While global carbon emissions grow every year, year-to-year carbon emissions in the USA have been as likely to go down as up over the last ten years. From 2003 to 2012, US carbon emissions have been both down and up in 5 years. The down years were 2006, 2008, 2009, 2011, and 2012.
http://www.eia.gov/environment/emissions/carbon/.
Interestingly, emissions declines are no longer simply a product of a contracting economy, although the deep recession from November 2007 through 2009 was a major cause of carbon decreases in 2008 and 2009. Importantly, carbon emissions actually declined in three years when the GDP grew--2006, 2011, and 2012. Declining carbon emissions, even when the economy grows, demonstrates that the economy is becoming less carbon intensive as a result of rising energy efficiency and market share gains of lower or zero carbon fuels like biofuels, natural gas, wind and solar.
Yet, just a change in the market share of coal and gas in electricity production can make the difference between total carbon emissions rising or falling from year to year. Indeed, rising coal generation in 2013 makes it highly probable that US carbon emissions will increase in 2013 over 2012.

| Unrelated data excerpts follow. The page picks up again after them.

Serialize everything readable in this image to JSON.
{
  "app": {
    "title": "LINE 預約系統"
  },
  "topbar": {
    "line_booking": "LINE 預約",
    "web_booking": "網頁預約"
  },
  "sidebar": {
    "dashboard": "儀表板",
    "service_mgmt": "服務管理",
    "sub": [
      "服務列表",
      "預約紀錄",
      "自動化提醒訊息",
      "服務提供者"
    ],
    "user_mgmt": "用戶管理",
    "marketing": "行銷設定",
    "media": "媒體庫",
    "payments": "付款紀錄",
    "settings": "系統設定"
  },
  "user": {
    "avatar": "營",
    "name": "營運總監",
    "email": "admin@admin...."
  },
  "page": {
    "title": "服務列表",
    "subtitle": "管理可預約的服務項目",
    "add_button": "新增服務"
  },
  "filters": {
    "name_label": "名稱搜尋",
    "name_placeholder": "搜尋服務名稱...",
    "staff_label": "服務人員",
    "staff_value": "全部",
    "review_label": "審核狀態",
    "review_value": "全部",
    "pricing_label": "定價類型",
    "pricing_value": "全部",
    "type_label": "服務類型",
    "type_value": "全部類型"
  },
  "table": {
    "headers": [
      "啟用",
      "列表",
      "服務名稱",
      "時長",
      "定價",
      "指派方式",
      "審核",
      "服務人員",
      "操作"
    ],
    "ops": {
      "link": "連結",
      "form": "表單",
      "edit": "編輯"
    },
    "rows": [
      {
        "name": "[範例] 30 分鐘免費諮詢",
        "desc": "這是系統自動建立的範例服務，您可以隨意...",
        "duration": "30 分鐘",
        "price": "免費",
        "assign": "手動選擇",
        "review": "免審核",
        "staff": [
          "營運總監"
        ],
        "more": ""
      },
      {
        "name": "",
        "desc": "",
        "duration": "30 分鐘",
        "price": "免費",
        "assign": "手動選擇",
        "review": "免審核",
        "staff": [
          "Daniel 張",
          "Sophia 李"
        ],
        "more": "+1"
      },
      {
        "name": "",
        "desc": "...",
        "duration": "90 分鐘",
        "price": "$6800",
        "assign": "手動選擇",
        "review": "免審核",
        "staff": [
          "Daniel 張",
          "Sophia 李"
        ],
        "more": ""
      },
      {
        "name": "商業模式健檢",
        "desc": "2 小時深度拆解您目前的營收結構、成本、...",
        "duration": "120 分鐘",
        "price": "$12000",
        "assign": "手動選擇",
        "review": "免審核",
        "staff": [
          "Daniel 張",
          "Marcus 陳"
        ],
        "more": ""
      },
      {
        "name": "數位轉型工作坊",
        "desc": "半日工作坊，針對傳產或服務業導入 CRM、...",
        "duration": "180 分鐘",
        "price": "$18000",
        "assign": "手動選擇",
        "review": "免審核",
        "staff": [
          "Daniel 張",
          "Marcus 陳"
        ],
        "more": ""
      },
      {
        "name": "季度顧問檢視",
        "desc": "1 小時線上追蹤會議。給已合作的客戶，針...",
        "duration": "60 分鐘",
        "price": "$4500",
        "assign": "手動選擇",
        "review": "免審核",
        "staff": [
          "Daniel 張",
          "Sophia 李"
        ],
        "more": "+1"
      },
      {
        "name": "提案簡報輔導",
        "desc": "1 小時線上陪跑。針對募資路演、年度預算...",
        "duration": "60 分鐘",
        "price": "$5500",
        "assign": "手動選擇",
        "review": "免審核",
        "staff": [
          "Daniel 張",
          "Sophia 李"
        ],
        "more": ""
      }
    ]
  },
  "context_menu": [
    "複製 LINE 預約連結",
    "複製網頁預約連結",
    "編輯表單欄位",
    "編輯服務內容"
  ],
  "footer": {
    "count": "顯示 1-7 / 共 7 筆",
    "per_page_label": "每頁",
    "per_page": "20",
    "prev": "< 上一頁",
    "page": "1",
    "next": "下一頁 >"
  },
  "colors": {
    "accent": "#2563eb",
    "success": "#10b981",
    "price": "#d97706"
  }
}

The fact that US carbon emissions fell in absolute numbers in 5 of the last 10 years is a very different pattern, compared to the 12-year period from 1990 to 2002, when carbon emissions fell just twice. In that period, emissions fell only in 1991 and 2001, years when the economy was in recession.
With the rise of energy efficiency, zero carbon wind and solar, and the displacement of coal and oil by lower carbon biofuels and natural gas, US carbon emissions now have and can fall in years when the economy grows. That's a good fact that must be repeated.